For his pacemaker Blatant was setting his gallop for the other contest which featured Starcraft and Sleeping Indian. The mile here takes just under 1 min 40 secs to run but once they got into the second minute Dettori could see not only Kieren Fallon’s arms pumping on Mullins Bay but Robinson beginning to show distress signals on Rakti. Dettori is paid big money to make decisions. A quarter of a mile out he made one. He was going across to the others.

The actual geometric truth as to how much ground he lost by this manoeuvre is probably not enormous but the impression that this may not have been the great Italian’s finest hour was reinforced by the Godolphin team saying afterwards that the plan had been for Dettori to track not Rakti but his own pacemaker. “I was meant to come on the stands’ side,” Frankie said afterwards, “but unfortunately Rakti and the other one – Mullins Bay – took me too far across and I stayed put in the middle and got beat – it was a costly mistake. I wish I could ride the race again.”

However, when he and Dubawi first ranged alongside Starcraft the smaller horse still seemed to be cruising over his giant 17-hands rival.
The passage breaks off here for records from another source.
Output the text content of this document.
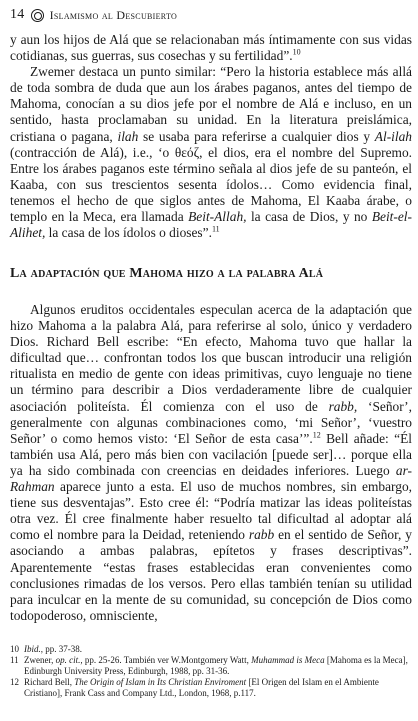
14 Islamismo al Descubierto

y aun los hijos de Alá que se relacionaban más íntimamente con sus vidas cotidianas, sus guerras, sus cosechas y su fertilidad”.$^{10}$

Zwemer destaca un punto similar: “Pero la historia establece más allá de toda sombra de duda que aun los árabes paganos, antes del tiempo de Mahoma, conocían a su dios jefe por el nombre de Alá e incluso, en un sentido, hasta proclamaban su unidad. En la literatura preislámica, cristiana o pagana, ilah se usaba para referirse a cualquier dios y Al-ilah (contracción de Alá), i.e., ‘o θεόζ, el dios, era el nombre del Supremo. Entre los árabes paganos este término señala al dios jefe de su panteón, el Kaaba, con sus trescientos sesenta ídolos… Como evidencia final, tenemos el hecho de que siglos antes de Mahoma, El Kaaba árabe, o templo en la Meca, era llamada Beit-Allah, la casa de Dios, y no Beit-el-Alihet, la casa de los ídolos o dioses”.$^{11}$

La adaptación que Mahoma hizo a la palabra Alá

Algunos eruditos occidentales especulan acerca de la adaptación que hizo Mahoma a la palabra Alá, para referirse al solo, único y verdadero Dios. Richard Bell escribe: “En efecto, Mahoma tuvo que hallar la dificultad que… confrontan todos los que buscan introducir una religión ritualista en medio de gente con ideas primitivas, cuyo lenguaje no tiene un término para describir a Dios verdaderamente libre de cualquier asociación politeísta. Él comienza con el uso de rabb, ‘Señor’, generalmente con algunas combinaciones como, ‘mi Señor’, ‘vuestro Señor’ o como hemos visto: ‘El Señor de esta casa’”.$^{12}$ Bell añade: “Él también usa Alá, pero más bien con vacilación [puede ser]… porque ella ya ha sido combinada con creencias en deidades inferiores. Luego ar-Rahman aparece junto a esta. El uso de muchos nombres, sin embargo, tiene sus desventajas”. Esto cree él: “Podría matizar las ideas politeístas otra vez. Él cree finalmente haber resuelto tal dificultad al adoptar alá como el nombre para la Deidad, reteniendo rabb en el sentido de Señor, y asociando a ambas palabras, epítetos y frases descriptivas”. Aparentemente “estas frases establecidas eran convenientes como conclusiones rimadas de los versos. Pero ellas también tenían su utilidad para inculcar en la mente de su comunidad, su concepción de Dios como todopoderoso, omnisciente,

10 Ibid., pp. 37-38.
11 Zwener, op. cit., pp. 25-26. También ver W.Montgomery Watt, Muhammad is Meca [Mahoma es la Meca], Edinburgh University Press, Edinburgh, 1988, pp. 31-36.
12 Richard Bell, The Origin of Islam in Its Christian Enviroment [El Origen del Islam en el Ambiente Cristiano], Frank Cass and Company Ltd., London, 1968, p.117.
Yet Newmarket’s uphill final furlong is a place where you have to dig deep and the formerly Australian campaigned Starcraft is an honorary “Digger” in every sense. For a couple of strides he rolled across towards his diminutive rival but as French jockey Christophe Lemaire straightened him, Starcraft’s huge chesnut stride bit hard into the famous turf and in the last 100 yards he was clearly the master and had almost a length advantage at the line.

The fact that the 100-1 pacemaker Blatant was only a length and a half away in third ahead of Rakti puts a query on the exact value of the form but standing along the rail in the final furlong was to believe both that this was an event fairly close to its “Race of The Season” billing and that Starcraft might have been too powerful for Dubawi whichever way Dettori had tacked from the start.

It’s possible that the pair may renew rivalries in the Breeders’ Cup Mile at Belmont in five weeks’ time although Paul Machin, Starcraft’s colourful Australian owner, joked that whenever he flew over America he wanted the plane to keep flying faster. Whether they do or not Machin and Starcraft are already entitled to their own page of history. Four years ago the owner bought a colt and a filly by Generous at the New Zealand yearling sales. Yesterday morning the filly won a $100,000 race in Victoria before her sales mate collected his 11th race in 21 starts and in Australia, Starcraft’s Group One successes had come at seven furlongs and a mile and a half as well as yesterday’s mile.

The sadness of this transplanted Ascot Festival was how few fans were lured through the gates. Those who stayed away missed a marvellous race and, in Luca Cumani’s handling of Starcraft, one of the great training performances of the era. Machin had dispatched his horse north in the hope that the trainer could perform the same miracles as he had two seasons ago with Falbrav from Italy. Way back in January when he first arrived from the Australian summer, I caught a glimpse of this huge colt rugged and hooded against the cold. “I will have to take my time,” said Cumani quietly, “but I think he has real talent.”

When he stood in the winner’s circle yesterday with an English triumph added to the French victory with a horse who had completely boiled over before the Eclipse Stakes, Cumani’s gap-toothed smile had a serenity about it. He has won Derbys, Breeders’ Cups, and big prizes all over. But nothing better than this. “It is good,” he said. “I want to prove him the best miler in the world.”